At first, he sat and watched the procession of weary migrants such as he. For long intervals, nothing moved, but every eye was riveted to the unmoving figures on the wall-panel. Only the children’s quiet games and occasional tears enlivened the joyless waiting room, with its new metal seats, fluorescent lamps and cold white walls. Sporadically, a loud shrill tone called forth a number and one flustered individual would scurry to the escalator, which then bore
its lone passenger to the facilities above. After a while though, he could take no more of nerve-racking wait and set off in search of restrooms to pass the time. As he wandered, always with an eye on the bright numerals on the wall, he was drawn to a floor-to-ceiling window which provided the only natural light. The window overlooked a small unalluring garden of recently planted shrubs. Beyond the garden was another such window, at the foot of WTC I.

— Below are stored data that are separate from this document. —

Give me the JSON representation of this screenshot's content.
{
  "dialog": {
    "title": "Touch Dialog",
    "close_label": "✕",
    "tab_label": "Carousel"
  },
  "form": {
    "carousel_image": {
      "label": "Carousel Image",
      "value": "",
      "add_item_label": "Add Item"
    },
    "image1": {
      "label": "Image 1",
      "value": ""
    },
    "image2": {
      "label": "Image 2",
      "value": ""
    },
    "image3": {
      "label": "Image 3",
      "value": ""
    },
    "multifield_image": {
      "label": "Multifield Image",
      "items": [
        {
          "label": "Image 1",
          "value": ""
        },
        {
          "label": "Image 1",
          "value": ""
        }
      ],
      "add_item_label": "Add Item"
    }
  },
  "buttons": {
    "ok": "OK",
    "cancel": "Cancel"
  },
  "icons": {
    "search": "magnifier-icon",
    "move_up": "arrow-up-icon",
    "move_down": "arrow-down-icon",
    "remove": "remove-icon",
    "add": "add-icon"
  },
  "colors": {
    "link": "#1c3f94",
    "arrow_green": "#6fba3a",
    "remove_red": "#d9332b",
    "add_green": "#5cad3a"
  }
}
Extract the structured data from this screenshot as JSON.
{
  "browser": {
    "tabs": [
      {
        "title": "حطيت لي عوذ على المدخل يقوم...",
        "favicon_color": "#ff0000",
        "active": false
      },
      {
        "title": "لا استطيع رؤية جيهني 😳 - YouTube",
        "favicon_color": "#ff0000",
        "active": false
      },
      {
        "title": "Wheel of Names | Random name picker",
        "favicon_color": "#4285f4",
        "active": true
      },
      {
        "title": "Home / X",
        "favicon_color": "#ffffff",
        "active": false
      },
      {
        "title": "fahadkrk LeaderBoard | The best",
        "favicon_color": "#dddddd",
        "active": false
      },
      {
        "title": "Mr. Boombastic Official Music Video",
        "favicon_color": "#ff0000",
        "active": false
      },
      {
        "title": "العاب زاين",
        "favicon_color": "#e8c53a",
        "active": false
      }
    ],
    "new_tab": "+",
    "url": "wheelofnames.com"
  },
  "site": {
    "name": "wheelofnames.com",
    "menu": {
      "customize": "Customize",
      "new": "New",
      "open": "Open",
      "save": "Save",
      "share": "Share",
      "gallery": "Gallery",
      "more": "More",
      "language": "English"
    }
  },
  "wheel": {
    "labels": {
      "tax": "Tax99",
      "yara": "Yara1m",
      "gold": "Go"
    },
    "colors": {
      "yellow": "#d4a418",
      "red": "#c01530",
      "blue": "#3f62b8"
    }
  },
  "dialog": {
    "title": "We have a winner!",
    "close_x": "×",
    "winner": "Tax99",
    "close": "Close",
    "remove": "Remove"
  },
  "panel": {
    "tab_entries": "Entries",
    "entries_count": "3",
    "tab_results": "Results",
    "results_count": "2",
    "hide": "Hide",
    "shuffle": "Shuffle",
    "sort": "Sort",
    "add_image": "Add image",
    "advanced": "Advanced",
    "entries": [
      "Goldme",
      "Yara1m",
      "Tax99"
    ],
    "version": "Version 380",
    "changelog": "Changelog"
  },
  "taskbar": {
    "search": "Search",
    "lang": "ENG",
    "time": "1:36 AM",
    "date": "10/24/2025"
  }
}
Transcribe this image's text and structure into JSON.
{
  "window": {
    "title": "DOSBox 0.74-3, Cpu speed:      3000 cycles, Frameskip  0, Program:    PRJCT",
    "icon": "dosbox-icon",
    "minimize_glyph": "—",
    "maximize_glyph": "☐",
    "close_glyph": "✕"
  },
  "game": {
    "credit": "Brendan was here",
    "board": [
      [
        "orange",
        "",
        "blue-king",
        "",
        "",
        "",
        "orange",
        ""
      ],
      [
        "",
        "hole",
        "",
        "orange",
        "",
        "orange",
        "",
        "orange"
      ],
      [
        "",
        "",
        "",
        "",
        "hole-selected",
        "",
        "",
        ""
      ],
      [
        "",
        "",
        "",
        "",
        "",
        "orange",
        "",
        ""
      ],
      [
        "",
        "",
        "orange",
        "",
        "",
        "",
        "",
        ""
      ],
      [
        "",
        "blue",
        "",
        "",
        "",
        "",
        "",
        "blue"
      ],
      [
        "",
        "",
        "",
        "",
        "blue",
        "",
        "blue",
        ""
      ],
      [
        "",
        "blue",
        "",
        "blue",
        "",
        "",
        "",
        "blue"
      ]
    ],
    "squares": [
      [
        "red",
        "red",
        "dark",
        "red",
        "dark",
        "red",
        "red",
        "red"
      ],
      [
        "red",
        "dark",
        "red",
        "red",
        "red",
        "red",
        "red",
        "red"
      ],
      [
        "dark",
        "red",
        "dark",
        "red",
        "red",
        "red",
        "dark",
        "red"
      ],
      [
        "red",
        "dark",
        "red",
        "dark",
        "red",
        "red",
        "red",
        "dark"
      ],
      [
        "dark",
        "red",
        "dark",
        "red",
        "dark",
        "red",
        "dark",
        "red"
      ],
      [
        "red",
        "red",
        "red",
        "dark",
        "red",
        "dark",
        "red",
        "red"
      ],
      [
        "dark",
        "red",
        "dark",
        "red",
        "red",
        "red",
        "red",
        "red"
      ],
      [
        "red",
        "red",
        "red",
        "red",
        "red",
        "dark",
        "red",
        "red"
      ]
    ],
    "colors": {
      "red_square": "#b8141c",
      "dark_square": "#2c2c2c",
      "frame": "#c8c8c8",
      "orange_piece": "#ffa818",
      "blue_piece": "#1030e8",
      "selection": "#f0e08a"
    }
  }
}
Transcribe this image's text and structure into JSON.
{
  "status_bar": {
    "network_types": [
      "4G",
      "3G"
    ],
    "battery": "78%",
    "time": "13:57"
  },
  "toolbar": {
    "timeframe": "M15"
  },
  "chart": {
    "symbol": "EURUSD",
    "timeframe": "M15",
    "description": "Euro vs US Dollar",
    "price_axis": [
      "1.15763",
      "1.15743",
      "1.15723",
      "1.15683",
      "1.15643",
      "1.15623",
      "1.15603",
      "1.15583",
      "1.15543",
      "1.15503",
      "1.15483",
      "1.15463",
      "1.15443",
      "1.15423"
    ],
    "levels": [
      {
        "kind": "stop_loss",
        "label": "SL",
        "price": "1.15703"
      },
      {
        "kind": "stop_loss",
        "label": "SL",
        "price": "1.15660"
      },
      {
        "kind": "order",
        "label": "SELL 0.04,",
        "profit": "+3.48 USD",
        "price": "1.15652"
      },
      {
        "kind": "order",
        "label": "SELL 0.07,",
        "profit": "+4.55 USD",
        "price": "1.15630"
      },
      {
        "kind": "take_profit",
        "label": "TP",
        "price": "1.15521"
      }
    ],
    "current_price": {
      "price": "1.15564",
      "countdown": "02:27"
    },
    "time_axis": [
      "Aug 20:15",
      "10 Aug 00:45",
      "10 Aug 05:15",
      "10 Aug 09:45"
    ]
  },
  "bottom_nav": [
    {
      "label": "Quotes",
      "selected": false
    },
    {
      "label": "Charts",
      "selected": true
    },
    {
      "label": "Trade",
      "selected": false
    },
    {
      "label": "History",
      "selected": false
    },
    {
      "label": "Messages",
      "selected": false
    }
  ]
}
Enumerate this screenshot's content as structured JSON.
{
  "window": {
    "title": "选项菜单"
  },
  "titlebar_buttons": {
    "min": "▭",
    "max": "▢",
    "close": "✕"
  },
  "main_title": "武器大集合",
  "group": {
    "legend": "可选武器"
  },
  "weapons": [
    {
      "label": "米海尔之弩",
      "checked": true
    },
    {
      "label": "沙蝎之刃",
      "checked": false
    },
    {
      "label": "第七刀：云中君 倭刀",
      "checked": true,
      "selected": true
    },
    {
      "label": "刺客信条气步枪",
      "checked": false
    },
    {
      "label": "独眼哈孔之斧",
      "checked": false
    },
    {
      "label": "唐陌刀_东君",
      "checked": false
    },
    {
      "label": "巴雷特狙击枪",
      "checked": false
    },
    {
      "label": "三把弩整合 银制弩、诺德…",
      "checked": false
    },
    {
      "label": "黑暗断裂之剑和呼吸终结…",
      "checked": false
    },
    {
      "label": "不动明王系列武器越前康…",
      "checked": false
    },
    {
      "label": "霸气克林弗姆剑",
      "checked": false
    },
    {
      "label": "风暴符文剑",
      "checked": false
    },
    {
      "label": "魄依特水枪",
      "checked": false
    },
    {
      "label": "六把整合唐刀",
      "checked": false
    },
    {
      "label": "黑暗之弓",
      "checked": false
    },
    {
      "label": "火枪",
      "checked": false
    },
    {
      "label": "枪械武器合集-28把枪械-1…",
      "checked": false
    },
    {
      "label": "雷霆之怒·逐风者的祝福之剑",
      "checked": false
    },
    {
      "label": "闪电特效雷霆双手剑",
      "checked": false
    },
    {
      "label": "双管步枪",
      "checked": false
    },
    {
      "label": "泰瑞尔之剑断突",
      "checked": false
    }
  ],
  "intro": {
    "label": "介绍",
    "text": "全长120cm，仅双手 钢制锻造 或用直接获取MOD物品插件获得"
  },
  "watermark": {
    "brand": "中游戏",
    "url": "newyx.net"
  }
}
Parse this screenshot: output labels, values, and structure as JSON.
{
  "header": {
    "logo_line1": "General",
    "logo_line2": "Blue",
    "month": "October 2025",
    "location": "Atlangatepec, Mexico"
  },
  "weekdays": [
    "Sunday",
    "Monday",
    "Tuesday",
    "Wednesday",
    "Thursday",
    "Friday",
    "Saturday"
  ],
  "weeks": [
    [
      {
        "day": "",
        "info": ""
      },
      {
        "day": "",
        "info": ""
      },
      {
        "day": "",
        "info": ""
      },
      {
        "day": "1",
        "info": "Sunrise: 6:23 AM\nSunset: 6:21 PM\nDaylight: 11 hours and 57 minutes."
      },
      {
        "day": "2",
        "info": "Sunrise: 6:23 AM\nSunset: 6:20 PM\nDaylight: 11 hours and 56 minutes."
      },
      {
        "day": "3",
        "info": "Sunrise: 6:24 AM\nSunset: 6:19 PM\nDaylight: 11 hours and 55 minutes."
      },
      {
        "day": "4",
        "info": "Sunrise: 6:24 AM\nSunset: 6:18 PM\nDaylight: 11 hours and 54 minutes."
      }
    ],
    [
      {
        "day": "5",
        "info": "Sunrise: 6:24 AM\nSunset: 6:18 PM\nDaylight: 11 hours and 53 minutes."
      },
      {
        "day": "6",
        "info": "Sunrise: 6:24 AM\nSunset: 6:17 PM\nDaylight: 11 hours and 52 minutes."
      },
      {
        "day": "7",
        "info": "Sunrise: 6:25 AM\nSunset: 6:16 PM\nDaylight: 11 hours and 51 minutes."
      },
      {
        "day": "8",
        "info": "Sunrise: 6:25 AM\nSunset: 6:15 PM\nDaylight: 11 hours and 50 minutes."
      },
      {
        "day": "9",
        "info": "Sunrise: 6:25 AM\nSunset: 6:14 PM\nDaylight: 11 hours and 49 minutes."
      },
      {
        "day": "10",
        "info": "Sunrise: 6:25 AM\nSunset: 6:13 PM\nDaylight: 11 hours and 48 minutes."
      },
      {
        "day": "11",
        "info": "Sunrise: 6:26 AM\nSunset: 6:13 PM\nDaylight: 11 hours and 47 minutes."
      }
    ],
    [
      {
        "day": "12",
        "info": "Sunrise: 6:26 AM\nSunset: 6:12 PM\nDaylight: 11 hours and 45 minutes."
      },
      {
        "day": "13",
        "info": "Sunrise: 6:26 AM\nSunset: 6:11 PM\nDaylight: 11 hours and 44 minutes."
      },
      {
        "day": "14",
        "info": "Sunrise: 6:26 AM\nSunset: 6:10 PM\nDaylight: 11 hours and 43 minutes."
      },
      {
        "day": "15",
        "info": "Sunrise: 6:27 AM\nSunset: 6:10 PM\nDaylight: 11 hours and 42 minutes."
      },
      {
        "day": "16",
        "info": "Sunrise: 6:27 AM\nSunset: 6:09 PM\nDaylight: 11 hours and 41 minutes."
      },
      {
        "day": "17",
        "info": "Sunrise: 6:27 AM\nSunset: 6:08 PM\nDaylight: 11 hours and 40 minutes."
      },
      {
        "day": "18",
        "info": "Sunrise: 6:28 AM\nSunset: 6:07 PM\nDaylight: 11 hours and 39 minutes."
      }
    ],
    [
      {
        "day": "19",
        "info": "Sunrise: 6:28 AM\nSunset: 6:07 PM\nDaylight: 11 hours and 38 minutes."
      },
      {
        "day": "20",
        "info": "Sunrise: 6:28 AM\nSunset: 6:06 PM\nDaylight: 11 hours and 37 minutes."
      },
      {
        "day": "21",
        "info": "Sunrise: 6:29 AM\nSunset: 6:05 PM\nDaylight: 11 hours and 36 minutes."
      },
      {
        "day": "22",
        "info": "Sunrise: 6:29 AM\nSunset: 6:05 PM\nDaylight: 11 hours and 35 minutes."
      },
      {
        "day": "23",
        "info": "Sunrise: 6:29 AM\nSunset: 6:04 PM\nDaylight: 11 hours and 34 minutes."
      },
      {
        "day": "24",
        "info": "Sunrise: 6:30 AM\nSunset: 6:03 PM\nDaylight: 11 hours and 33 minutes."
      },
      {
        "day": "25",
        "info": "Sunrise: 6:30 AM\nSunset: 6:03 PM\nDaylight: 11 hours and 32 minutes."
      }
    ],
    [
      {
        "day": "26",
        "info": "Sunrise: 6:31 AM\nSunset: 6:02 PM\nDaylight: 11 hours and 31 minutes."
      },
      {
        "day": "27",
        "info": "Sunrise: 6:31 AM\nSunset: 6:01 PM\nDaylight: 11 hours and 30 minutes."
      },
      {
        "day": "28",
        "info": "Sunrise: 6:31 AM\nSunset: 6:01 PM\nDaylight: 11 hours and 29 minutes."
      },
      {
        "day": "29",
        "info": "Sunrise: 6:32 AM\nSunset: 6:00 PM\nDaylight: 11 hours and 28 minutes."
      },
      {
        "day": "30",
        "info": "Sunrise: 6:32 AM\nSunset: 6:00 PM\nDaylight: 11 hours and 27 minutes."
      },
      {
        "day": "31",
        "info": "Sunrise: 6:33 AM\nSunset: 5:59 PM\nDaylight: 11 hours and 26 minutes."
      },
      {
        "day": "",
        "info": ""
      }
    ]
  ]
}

He could see all the way into the museum. He could see elegantly dressed people, sipping from tall glasses. They clustered and talked animatedly, laughed or listened meditatively. They seemed so insouciant, yet so serious, he thought. Soon, he too would be freed from his oppressive position and he would laugh and speak just like these people, with these people! At times, some of them broke from the groups and strolled from one image to the next. He turned his attention to the framed images and felt his body turn


cold. Striking photographs of ruins, of debris, wreckage and destruction; ashen-faced children, tears and blood, looks of terror, shock and pain. Places, and people he thought he recognised from a time and place he longed to remember and to forget. He could hear the sounds of the violence, smell the fear and death among the dust of blasted concrete. Shaken, he turned from the flawless crowd to the comfort of his own, in whose eyes he needn’t even look to know he’d find his own suffering, his own longing and hope.